Convert TIMESTAMP(NANOS,*) to LongType regardless of nanosAsLong config to allow reading Parquet files with nanosecond precision timestamps.

What changes were proposed in this pull request?

Simplified the TIMESTAMP(NANOS) handling in ParquetSchemaConverter to always convert to LongType, removing the nanosAsLong condition check that caused TIMESTAMP(NANOS,false) files to be unreadable.

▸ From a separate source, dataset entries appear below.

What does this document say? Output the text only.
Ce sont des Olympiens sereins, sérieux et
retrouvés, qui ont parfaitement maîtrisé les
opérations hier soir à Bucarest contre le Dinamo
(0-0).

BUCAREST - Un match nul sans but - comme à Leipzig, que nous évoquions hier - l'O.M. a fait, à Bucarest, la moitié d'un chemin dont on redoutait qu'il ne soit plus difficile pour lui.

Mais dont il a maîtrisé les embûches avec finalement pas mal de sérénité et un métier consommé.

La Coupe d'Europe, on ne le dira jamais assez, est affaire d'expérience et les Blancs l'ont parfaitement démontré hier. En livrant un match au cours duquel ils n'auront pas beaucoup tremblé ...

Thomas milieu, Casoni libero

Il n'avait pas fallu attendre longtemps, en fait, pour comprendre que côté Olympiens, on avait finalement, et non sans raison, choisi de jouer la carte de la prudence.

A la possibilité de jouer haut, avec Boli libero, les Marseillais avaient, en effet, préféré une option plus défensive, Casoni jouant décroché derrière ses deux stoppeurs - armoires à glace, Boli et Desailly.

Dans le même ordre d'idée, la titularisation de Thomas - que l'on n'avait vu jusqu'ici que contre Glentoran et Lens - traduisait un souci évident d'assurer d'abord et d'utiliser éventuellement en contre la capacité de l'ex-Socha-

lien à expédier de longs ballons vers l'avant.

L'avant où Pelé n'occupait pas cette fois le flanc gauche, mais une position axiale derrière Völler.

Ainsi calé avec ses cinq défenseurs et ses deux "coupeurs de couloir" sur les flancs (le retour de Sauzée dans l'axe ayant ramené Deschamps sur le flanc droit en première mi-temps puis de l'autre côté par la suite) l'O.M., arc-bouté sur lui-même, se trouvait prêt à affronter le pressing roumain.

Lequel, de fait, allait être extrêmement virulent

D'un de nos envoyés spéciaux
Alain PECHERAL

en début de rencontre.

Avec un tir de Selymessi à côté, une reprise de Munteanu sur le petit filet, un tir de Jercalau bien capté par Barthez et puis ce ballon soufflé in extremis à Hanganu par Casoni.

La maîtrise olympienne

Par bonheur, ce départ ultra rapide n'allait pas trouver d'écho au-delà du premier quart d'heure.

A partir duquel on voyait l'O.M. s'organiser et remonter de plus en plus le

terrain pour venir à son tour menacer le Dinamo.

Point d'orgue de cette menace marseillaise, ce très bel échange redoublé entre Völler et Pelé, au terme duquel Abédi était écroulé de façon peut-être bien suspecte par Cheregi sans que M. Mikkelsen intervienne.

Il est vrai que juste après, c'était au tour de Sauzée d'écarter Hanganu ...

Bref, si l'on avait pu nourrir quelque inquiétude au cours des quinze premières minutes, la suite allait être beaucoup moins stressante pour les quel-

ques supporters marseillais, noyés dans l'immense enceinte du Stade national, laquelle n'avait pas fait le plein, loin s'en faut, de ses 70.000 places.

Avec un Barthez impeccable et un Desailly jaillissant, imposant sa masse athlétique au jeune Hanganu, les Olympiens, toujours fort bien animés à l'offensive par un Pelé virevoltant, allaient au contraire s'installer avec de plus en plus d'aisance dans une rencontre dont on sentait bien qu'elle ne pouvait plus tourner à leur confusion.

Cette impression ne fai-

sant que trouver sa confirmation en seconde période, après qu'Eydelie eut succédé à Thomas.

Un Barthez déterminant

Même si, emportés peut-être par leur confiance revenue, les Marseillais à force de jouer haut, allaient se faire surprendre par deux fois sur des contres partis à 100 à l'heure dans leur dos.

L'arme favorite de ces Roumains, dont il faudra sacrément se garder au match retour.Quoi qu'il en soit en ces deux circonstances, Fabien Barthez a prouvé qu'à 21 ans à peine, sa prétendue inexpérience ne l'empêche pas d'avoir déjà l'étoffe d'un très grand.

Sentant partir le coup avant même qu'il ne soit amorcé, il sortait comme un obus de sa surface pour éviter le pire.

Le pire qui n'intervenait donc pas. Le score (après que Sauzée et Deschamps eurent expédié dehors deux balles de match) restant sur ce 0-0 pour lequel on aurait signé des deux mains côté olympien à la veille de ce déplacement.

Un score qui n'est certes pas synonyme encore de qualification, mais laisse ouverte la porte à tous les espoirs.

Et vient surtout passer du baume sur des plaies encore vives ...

Why are the changes needed?

SPARK-40819 added spark.sql.legacy.parquet.nanosAsLong as a workaround for TIMESTAMP(NANOS,true), but:

  • Only worked for TIMESTAMP(NANOS,true), not for TIMESTAMP(NANOS,false)
  • Required users to know about an obscure internal config flag
  • Still required manual casting from Long to Timestamp

This fix makes all NANOS timestamps readable by default. Since Spark cannot fully support nanosecond precision in its type system, converting to LongType preserves precision while allowing files to be read.

Does this PR introduce any user-facing change?

Yes - Parquet files with TIMESTAMP(NANOS,*) are now readable by default without configuration. Values are read as LongType (nanoseconds since epoch). Users can convert to timestamp if needed: (col('nanos') / 1e9).cast('timestamp')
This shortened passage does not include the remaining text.